Procès «Air Cocaïne»: La guerre des polices au cœur des débats
PROCES•Le procès Air Cocaïne qui se tient depuis lundi à Aix-en-Provence a tourné à une guerre des polices lors des débats de jeudi20 Minutes avec AFP
L'essentiel
- Le procès « Air Cocaïne » s’est ouvert lundi à la cour d’assises d’Aix-en-Provence.
- Jeudi, les débats se sont concentrés autour d’une guerre des polices : des gendarmes reprochant à des officiers de l’Octris de ne pas leur avoir transmis certains dossiers.
Gendarmes contre Octris, voilà à quoi se sont résumés les débats, jeudi, lors du procès « Air Cocaïne », jugé par la cour d’assises d’Aix-en-Provence depuis le début de la semaine. Des documents non transmis aux gendarmes, une juge d’instruction laissée dans l’ignorance : l’enquête sur l’affaire « Air Cocaïne », un trafic international de drogue en bande organisée, a tourné à une « guerre des polices ».
« Début 2013, j’ai été contacté par un collègue qui m’a mis en contact avec une personne qui avait des informations sur un trafic de stupéfiants », a raconté à l’audience Jocelyn Berret, un policier de l’Office central de répression du trafic illicite de stupéfiants (Ocrtis), saisi initialement de l’enquête.
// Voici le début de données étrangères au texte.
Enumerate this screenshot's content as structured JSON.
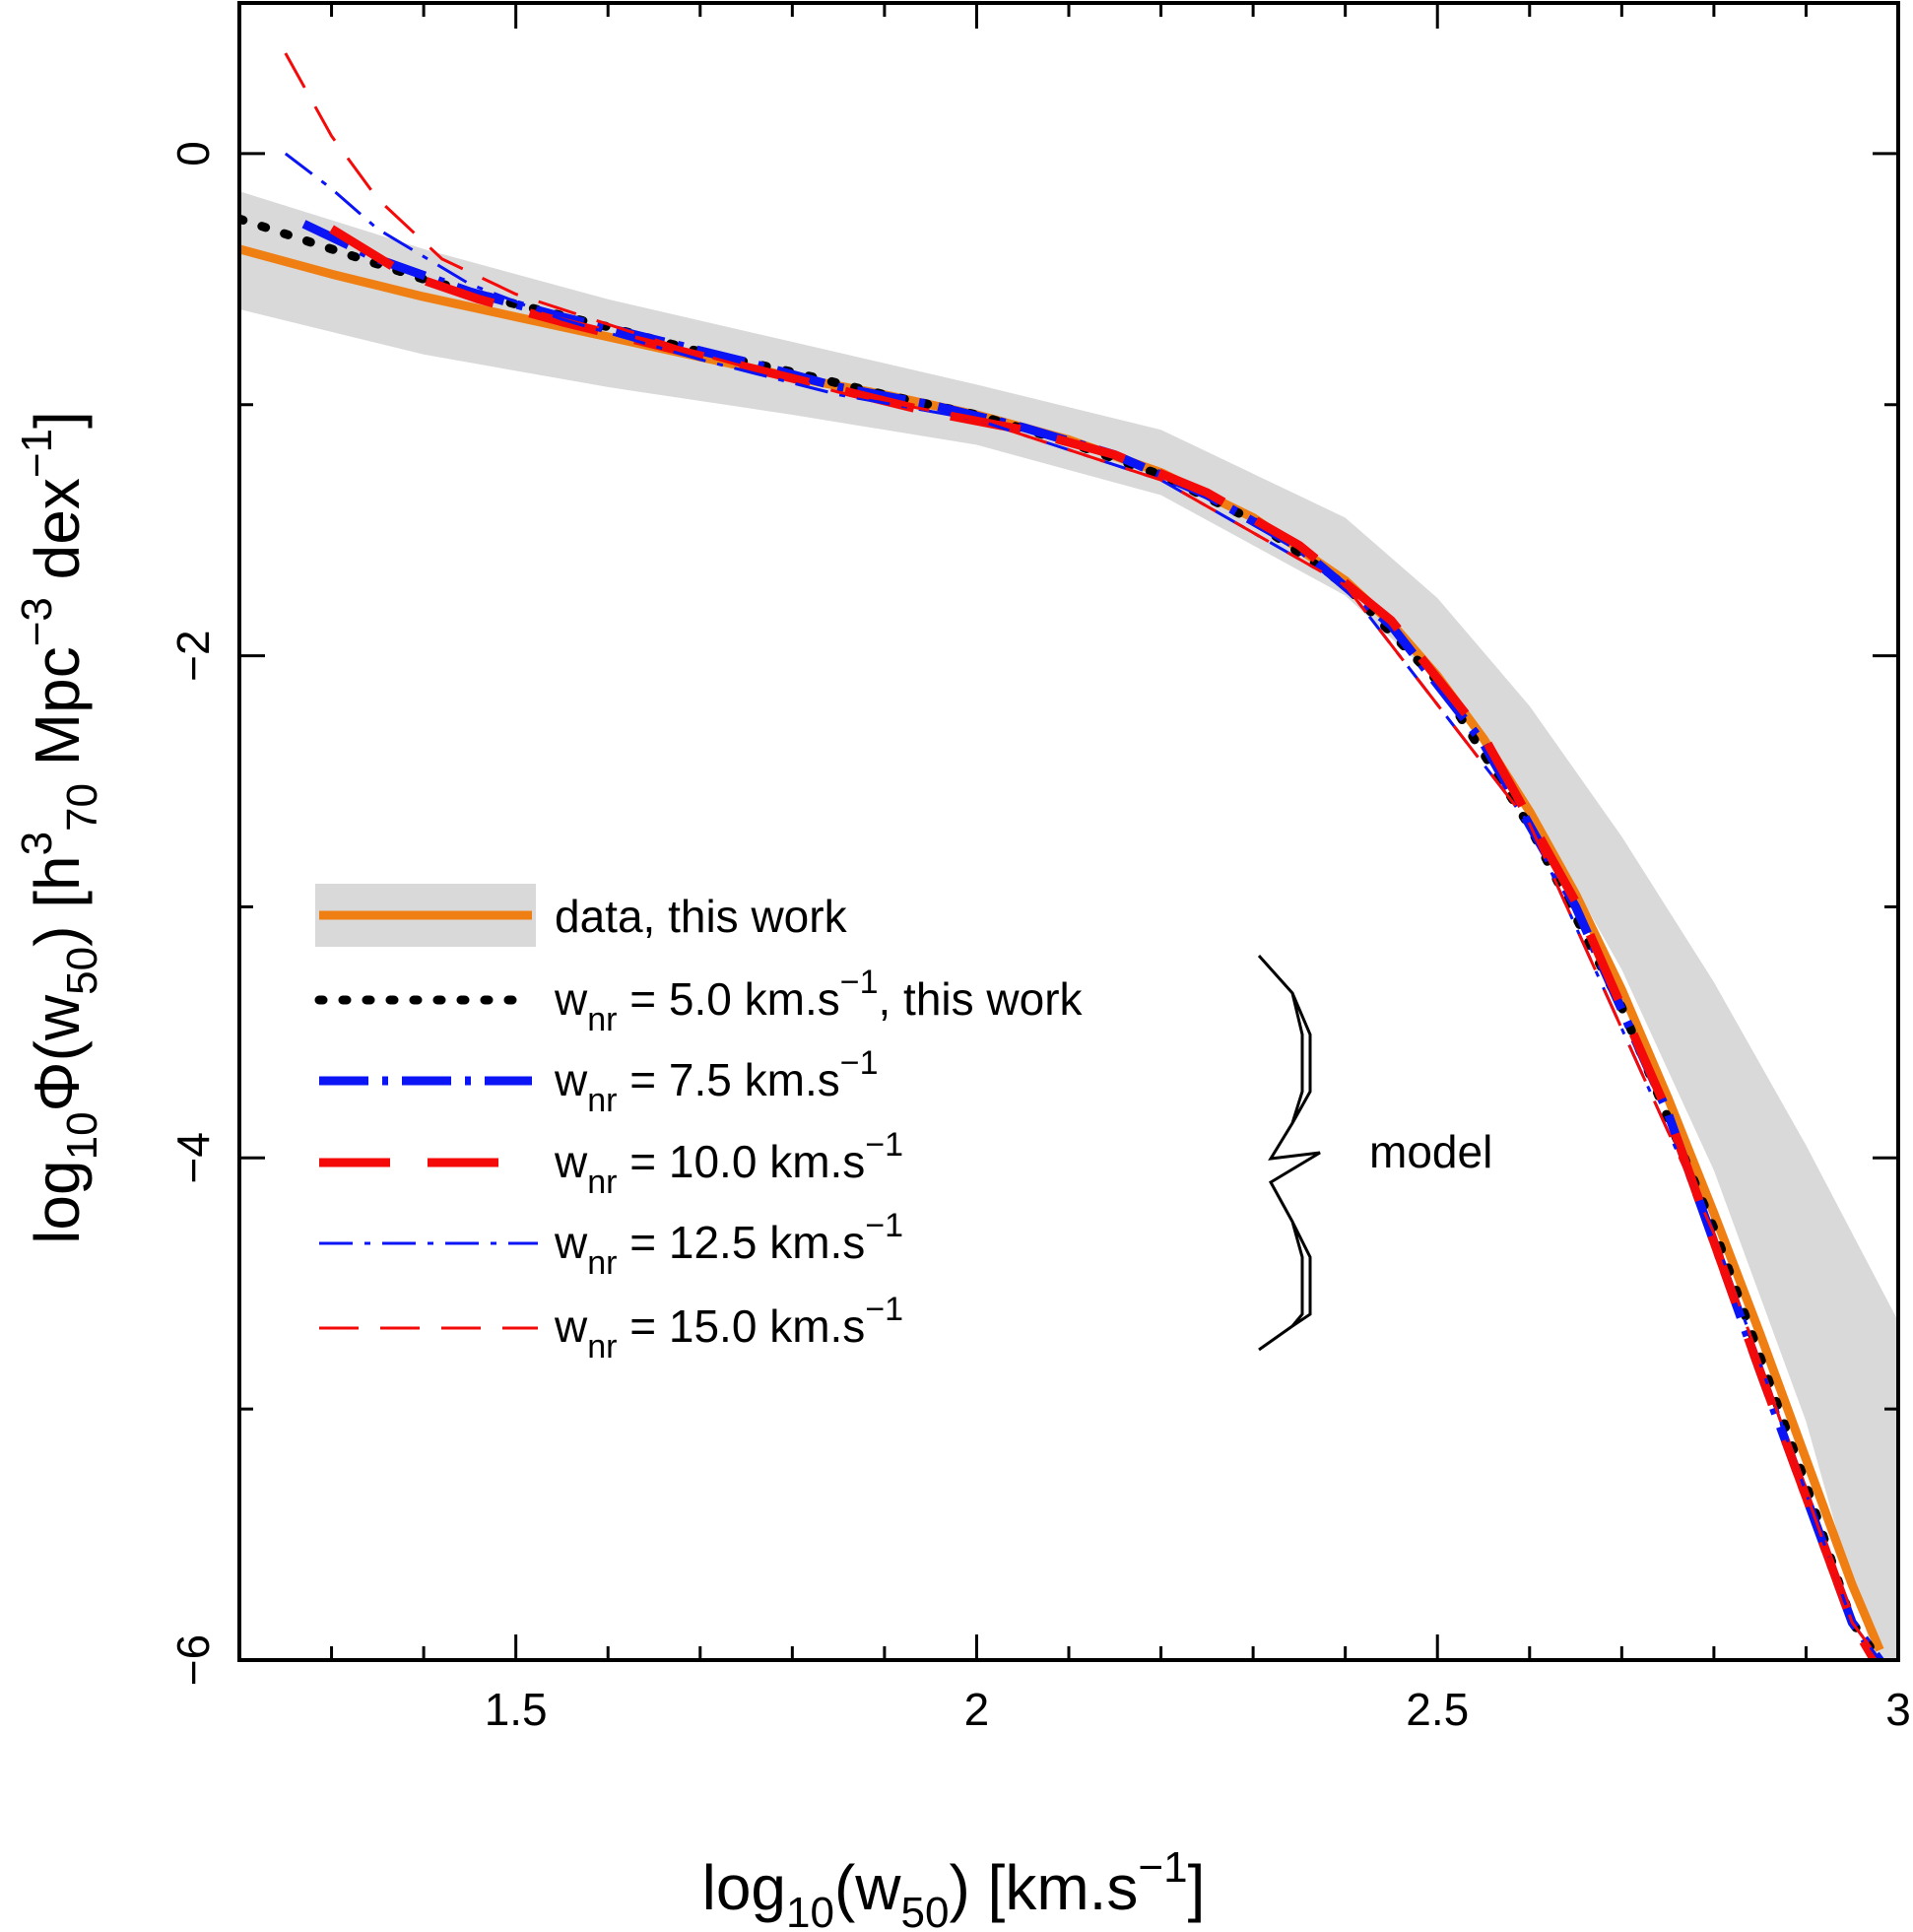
{
  "chart_data": {
    "type": "line",
    "title": "",
    "xlabel": {
      "main": "log",
      "sub": "10",
      "paren": "(w",
      "paren_sub": "50",
      "unit": ")  [km.s",
      "unit_sup": "−1",
      "close": "]"
    },
    "ylabel": {
      "main": "log",
      "sub": "10",
      "phi": "Φ(w",
      "phi_sub": "50",
      "unit1": ")  [h",
      "sup3": "3",
      "sub70": "70",
      "unit2": " Mpc",
      "sup_m3": "−3",
      "unit3": " dex",
      "sup_m1": "−1",
      "close": "]"
    },
    "xlim": [
      1.2,
      3.0
    ],
    "ylim": [
      -6.0,
      0.6
    ],
    "xticks": [
      {
        "v": 1.5,
        "label": "1.5"
      },
      {
        "v": 2.0,
        "label": "2"
      },
      {
        "v": 2.5,
        "label": "2.5"
      },
      {
        "v": 3.0,
        "label": "3"
      }
    ],
    "yticks": [
      {
        "v": 0,
        "label": "0"
      },
      {
        "v": -2,
        "label": "−2"
      },
      {
        "v": -4,
        "label": "−4"
      },
      {
        "v": -6,
        "label": "−6"
      }
    ],
    "x_minor_step": 0.1,
    "y_minor_step": 1.0,
    "band": {
      "name": "data, this work (uncertainty)",
      "color": "#d9d9d9",
      "x": [
        1.2,
        1.4,
        1.6,
        1.8,
        2.0,
        2.2,
        2.4,
        2.5,
        2.6,
        2.7,
        2.8,
        2.9,
        2.95,
        3.0
      ],
      "upper": [
        -0.15,
        -0.38,
        -0.58,
        -0.75,
        -0.92,
        -1.1,
        -1.45,
        -1.77,
        -2.2,
        -2.72,
        -3.3,
        -3.95,
        -4.3,
        -4.65
      ],
      "lower": [
        -0.62,
        -0.8,
        -0.93,
        -1.04,
        -1.16,
        -1.36,
        -1.76,
        -2.1,
        -2.6,
        -3.25,
        -4.05,
        -5.05,
        -5.7,
        -6.3
      ]
    },
    "series": [
      {
        "name": "data, this work",
        "color": "#f07f13",
        "style": "solid",
        "width": 9,
        "x": [
          1.2,
          1.3,
          1.4,
          1.5,
          1.6,
          1.7,
          1.8,
          1.9,
          2.0,
          2.1,
          2.2,
          2.3,
          2.4,
          2.45,
          2.5,
          2.55,
          2.6,
          2.65,
          2.7,
          2.75,
          2.8,
          2.85,
          2.9,
          2.95,
          2.98
        ],
        "y": [
          -0.38,
          -0.48,
          -0.57,
          -0.65,
          -0.73,
          -0.81,
          -0.89,
          -0.96,
          -1.04,
          -1.14,
          -1.27,
          -1.45,
          -1.7,
          -1.87,
          -2.08,
          -2.33,
          -2.62,
          -2.95,
          -3.33,
          -3.76,
          -4.22,
          -4.7,
          -5.2,
          -5.7,
          -5.96
        ]
      },
      {
        "name": "w_nr = 5.0 km.s−1, this work",
        "color": "#000000",
        "style": "dotted",
        "width": 9,
        "x": [
          1.2,
          1.3,
          1.4,
          1.5,
          1.6,
          1.7,
          1.8,
          1.9,
          2.0,
          2.1,
          2.2,
          2.3,
          2.4,
          2.5,
          2.6,
          2.7,
          2.8,
          2.9,
          2.95,
          2.99
        ],
        "y": [
          -0.26,
          -0.38,
          -0.5,
          -0.6,
          -0.69,
          -0.79,
          -0.87,
          -0.96,
          -1.04,
          -1.15,
          -1.28,
          -1.46,
          -1.72,
          -2.1,
          -2.68,
          -3.4,
          -4.28,
          -5.3,
          -5.85,
          -6.05
        ]
      },
      {
        "name": "w_nr = 7.5 km.s−1",
        "color": "#0a14f5",
        "style": "dashdot",
        "width": 9,
        "x": [
          1.27,
          1.35,
          1.45,
          1.55,
          1.65,
          1.75,
          1.85,
          1.95,
          2.05,
          2.15,
          2.25,
          2.35,
          2.45,
          2.55,
          2.65,
          2.75,
          2.85,
          2.95,
          2.99
        ],
        "y": [
          -0.28,
          -0.42,
          -0.55,
          -0.65,
          -0.74,
          -0.83,
          -0.93,
          -1.0,
          -1.09,
          -1.2,
          -1.36,
          -1.57,
          -1.88,
          -2.35,
          -3.0,
          -3.82,
          -4.85,
          -5.85,
          -6.05
        ]
      },
      {
        "name": "w_nr = 10.0 km.s−1",
        "color": "#f50a0a",
        "style": "longdash",
        "width": 9,
        "x": [
          1.3,
          1.38,
          1.46,
          1.55,
          1.65,
          1.75,
          1.85,
          1.95,
          2.05,
          2.15,
          2.25,
          2.35,
          2.45,
          2.55,
          2.65,
          2.75,
          2.85,
          2.95,
          2.99
        ],
        "y": [
          -0.3,
          -0.48,
          -0.58,
          -0.67,
          -0.76,
          -0.85,
          -0.94,
          -1.03,
          -1.1,
          -1.2,
          -1.35,
          -1.56,
          -1.86,
          -2.32,
          -2.98,
          -3.82,
          -4.85,
          -5.85,
          -6.1
        ]
      },
      {
        "name": "w_nr = 12.5 km.s−1",
        "color": "#0a14f5",
        "style": "dashdot-thin",
        "width": 3,
        "x": [
          1.25,
          1.3,
          1.35,
          1.45,
          1.55,
          1.7,
          1.85,
          2.0,
          2.2,
          2.4,
          2.6,
          2.8,
          2.95,
          2.99
        ],
        "y": [
          0.0,
          -0.14,
          -0.3,
          -0.52,
          -0.66,
          -0.82,
          -0.96,
          -1.06,
          -1.3,
          -1.72,
          -2.67,
          -4.3,
          -5.85,
          -6.05
        ]
      },
      {
        "name": "w_nr = 15.0 km.s−1",
        "color": "#f50a0a",
        "style": "dashed-thin",
        "width": 3,
        "x": [
          1.25,
          1.3,
          1.35,
          1.42,
          1.5,
          1.6,
          1.7,
          1.85,
          2.0,
          2.2,
          2.4,
          2.6,
          2.8,
          2.95,
          2.99
        ],
        "y": [
          0.4,
          0.07,
          -0.18,
          -0.42,
          -0.56,
          -0.68,
          -0.8,
          -0.95,
          -1.06,
          -1.3,
          -1.72,
          -2.67,
          -4.3,
          -5.85,
          -6.05
        ]
      }
    ],
    "legend": {
      "placement": "center-left",
      "entries": [
        {
          "text": "data, this work",
          "w": "",
          "sub": "",
          "tail": "",
          "sup": "",
          "after": ""
        },
        {
          "text": "",
          "w": "w",
          "sub": "nr",
          "tail": " = 5.0 km.s",
          "sup": "−1",
          "after": ", this work"
        },
        {
          "text": "",
          "w": "w",
          "sub": "nr",
          "tail": " = 7.5 km.s",
          "sup": "−1",
          "after": ""
        },
        {
          "text": "",
          "w": "w",
          "sub": "nr",
          "tail": " = 10.0 km.s",
          "sup": "−1",
          "after": ""
        },
        {
          "text": "",
          "w": "w",
          "sub": "nr",
          "tail": " = 12.5 km.s",
          "sup": "−1",
          "after": ""
        },
        {
          "text": "",
          "w": "w",
          "sub": "nr",
          "tail": " = 15.0 km.s",
          "sup": "−1",
          "after": ""
        }
      ],
      "brace_label": "model"
    }
  }
}
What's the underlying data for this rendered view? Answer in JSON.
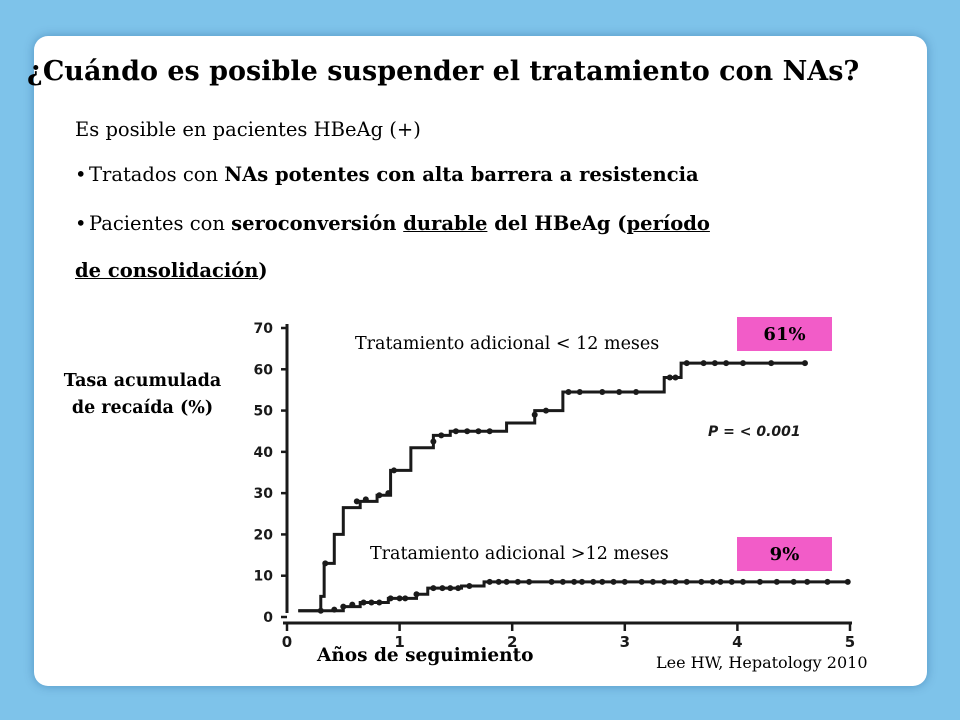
{
  "slide": {
    "title": "¿Cuándo es posible suspender el tratamiento con NAs?",
    "line1": "Es posible en pacientes HBeAg (+)",
    "bullet1": {
      "prefix": "Tratados con ",
      "bold": "NAs potentes con alta barrera a resistencia"
    },
    "bullet2": {
      "prefix": "Pacientes con  ",
      "bold1": "seroconversión ",
      "underline1": "durable",
      "bold2": " del  HBeAg (",
      "underline2": "período",
      "underline3": "de consolidación",
      "bold3": ")"
    },
    "citation": "Lee HW, Hepatology 2010"
  },
  "colors": {
    "background": "#7ec3ea",
    "badge": "#f25cc8",
    "line": "#1a1a1a"
  },
  "chart_data": {
    "type": "line",
    "ylabel": "Tasa acumulada de recaída (%)",
    "xlabel": "Años de seguimiento",
    "xlim": [
      0,
      5
    ],
    "ylim": [
      0,
      70
    ],
    "xticks": [
      "0",
      "1",
      "2",
      "3",
      "4",
      "5"
    ],
    "yticks": [
      "0",
      "10",
      "20",
      "30",
      "40",
      "50",
      "60",
      "70"
    ],
    "pvalue_label": "P = < 0.001",
    "series": [
      {
        "name": "Tratamiento adicional < 12 meses",
        "badge": "61%",
        "steps": [
          [
            0.1,
            1.5
          ],
          [
            0.3,
            5
          ],
          [
            0.33,
            13
          ],
          [
            0.42,
            20
          ],
          [
            0.5,
            26.5
          ],
          [
            0.65,
            28
          ],
          [
            0.8,
            29.5
          ],
          [
            0.92,
            35.5
          ],
          [
            1.1,
            41
          ],
          [
            1.3,
            44
          ],
          [
            1.45,
            45
          ],
          [
            1.7,
            45
          ],
          [
            1.95,
            47
          ],
          [
            2.2,
            50
          ],
          [
            2.35,
            50
          ],
          [
            2.45,
            54.5
          ],
          [
            2.75,
            54.5
          ],
          [
            3.0,
            54.5
          ],
          [
            3.35,
            58
          ],
          [
            3.5,
            61.5
          ],
          [
            3.6,
            61.5
          ]
        ],
        "markers": [
          [
            0.34,
            13
          ],
          [
            0.62,
            28
          ],
          [
            0.7,
            28.5
          ],
          [
            0.82,
            29.5
          ],
          [
            0.9,
            30
          ],
          [
            0.95,
            35.5
          ],
          [
            1.3,
            42.5
          ],
          [
            1.37,
            44
          ],
          [
            1.5,
            45
          ],
          [
            1.6,
            45
          ],
          [
            1.7,
            45
          ],
          [
            1.8,
            45
          ],
          [
            2.2,
            49
          ],
          [
            2.3,
            50
          ],
          [
            2.5,
            54.5
          ],
          [
            2.6,
            54.5
          ],
          [
            2.8,
            54.5
          ],
          [
            2.95,
            54.5
          ],
          [
            3.1,
            54.5
          ],
          [
            3.4,
            58
          ],
          [
            3.45,
            58
          ],
          [
            3.55,
            61.5
          ],
          [
            3.7,
            61.5
          ],
          [
            3.8,
            61.5
          ],
          [
            3.9,
            61.5
          ],
          [
            4.05,
            61.5
          ],
          [
            4.3,
            61.5
          ],
          [
            4.6,
            61.5
          ]
        ],
        "end_x": 4.6
      },
      {
        "name": "Tratamiento adicional >12 meses",
        "badge": "9%",
        "steps": [
          [
            0.1,
            1.5
          ],
          [
            0.5,
            2.5
          ],
          [
            0.65,
            3.5
          ],
          [
            0.9,
            4.5
          ],
          [
            1.15,
            5.5
          ],
          [
            1.25,
            7
          ],
          [
            1.55,
            7.5
          ],
          [
            1.75,
            8.5
          ],
          [
            2.2,
            8.5
          ],
          [
            5.0,
            8.5
          ]
        ],
        "markers": [
          [
            0.3,
            1.5
          ],
          [
            0.42,
            1.8
          ],
          [
            0.5,
            2.5
          ],
          [
            0.58,
            3
          ],
          [
            0.68,
            3.5
          ],
          [
            0.75,
            3.5
          ],
          [
            0.82,
            3.5
          ],
          [
            0.92,
            4.5
          ],
          [
            1.0,
            4.5
          ],
          [
            1.05,
            4.5
          ],
          [
            1.15,
            5.5
          ],
          [
            1.3,
            7
          ],
          [
            1.38,
            7
          ],
          [
            1.45,
            7
          ],
          [
            1.52,
            7
          ],
          [
            1.62,
            7.5
          ],
          [
            1.8,
            8.5
          ],
          [
            1.88,
            8.5
          ],
          [
            1.95,
            8.5
          ],
          [
            2.05,
            8.5
          ],
          [
            2.15,
            8.5
          ],
          [
            2.35,
            8.5
          ],
          [
            2.45,
            8.5
          ],
          [
            2.55,
            8.5
          ],
          [
            2.62,
            8.5
          ],
          [
            2.72,
            8.5
          ],
          [
            2.8,
            8.5
          ],
          [
            2.9,
            8.5
          ],
          [
            3.0,
            8.5
          ],
          [
            3.15,
            8.5
          ],
          [
            3.25,
            8.5
          ],
          [
            3.35,
            8.5
          ],
          [
            3.45,
            8.5
          ],
          [
            3.55,
            8.5
          ],
          [
            3.68,
            8.5
          ],
          [
            3.78,
            8.5
          ],
          [
            3.85,
            8.5
          ],
          [
            3.95,
            8.5
          ],
          [
            4.05,
            8.5
          ],
          [
            4.2,
            8.5
          ],
          [
            4.35,
            8.5
          ],
          [
            4.5,
            8.5
          ],
          [
            4.62,
            8.5
          ],
          [
            4.8,
            8.5
          ],
          [
            4.98,
            8.5
          ]
        ],
        "end_x": 5.0
      }
    ]
  }
}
Un simple « manque de communication »
« J’ai pris contact avec Fabrice Alcaud qui m’a dit qu’il y avait des pilotes qui faisaient un trafic un peu bizarre ». Fabrice Alcaud est codirigeant de la société SNTHS qui avait affrété le Falcon 50 intercepté le 23 mars 2013 en République dominicaine avec près de 700 kilos de cocaïne à bord. Un rendez-vous entre les deux hommes a lieu deux jours après. « Je ne suis pas lié au trafic », lui dit Fabrice Alcaud. L’Ocrtis juge qu’il peut être un informateur fiable et l’inscrit au registre des sources de la police.
Après la mise en examen et le placement en détention de Fabrice Alcaud, Jocelyn Berret lui rend visite en prison. « Je lui ai dit de ne pas hésiter à dire la vérité » à la juge, dit-il à la barre, admettant que cette démarche, qui n’apparaît dans aucun rapport de la procédure, n’est pas « habituelle ». « J’ai fait un compte rendu oral à ma hiérarchie lui demandant d’en aviser la juge », affirme encore Jocelyn Berret. Mais Christine Saunier-Ruellan, la magistrate, n’est mise au courant que bien plus tard, en juin 2014. Elle dessaisit aussitôt l’Ocrtis de l’affaire au bénéfice des gendarmes.
« Je n’ai jamais donné d’instruction de ne pas en aviser la juge », se défend à son tour le commissaire Stéphane Lapeyre, chef du service à l’Ocrtis. Le policier « déplore » un simple « manque de communication ». Un PV en ce sens, daté de 2013, semble attester de sa bonne foi mais il n’a été versé au dossier qu’en 2014. « Ça interpelle », note le président Jean-Luc Tournier.
« C’est une guerre de police pathétique »
Quel rôle a joué l’Ocrtis au début de l’enquête et après en avoir été dessaisi ? Les gendarmes comme la défense ont des doutes. Devant la cour, mardi, le chef enquêteur de la gendarmerie, François Ségura, a accusé l’Office de ne lui avoir pas « transmis tous les éléments qu’il aurait dus ». « Il aurait fallu pleurer », souligne-t-il. Manquent notamment, selon la défense, les fadettes, les listes de numéros de téléphone récupérés par l’Ocrtis. « C’est une guerre de police pathétique. Dites les choses, on n’a pas voulu vous donner les éléments ? », interroge l’avocate de Fabrice Alcaud à l’adresse du gendarme. « C’est ce que je viens de dire », répond-il.
« Tout a été transmis au magistrat instructeur », assure le commissaire Stéphane Lapeyre. Il veut aussi « enlever un certain nombre de fantasmes » qui courent, selon lui, sur l’Ocrtis. « Nous ne sommes pas à l’origine de l’interception du Falcon » en République Dominicaine, affirme-t-il pour répondre aux accusations selon lesquelles l’Ocrtis aurait prévenu la police dominicaine pour éviter que les gendarmes français, qui attendaient le Falcon à l’aéroport de Saint-Tropez, soient chargés de l’enquête. « Tout un pan de l’affaire [instruite en République dominicaine] nous échappait », assure-t-il encore.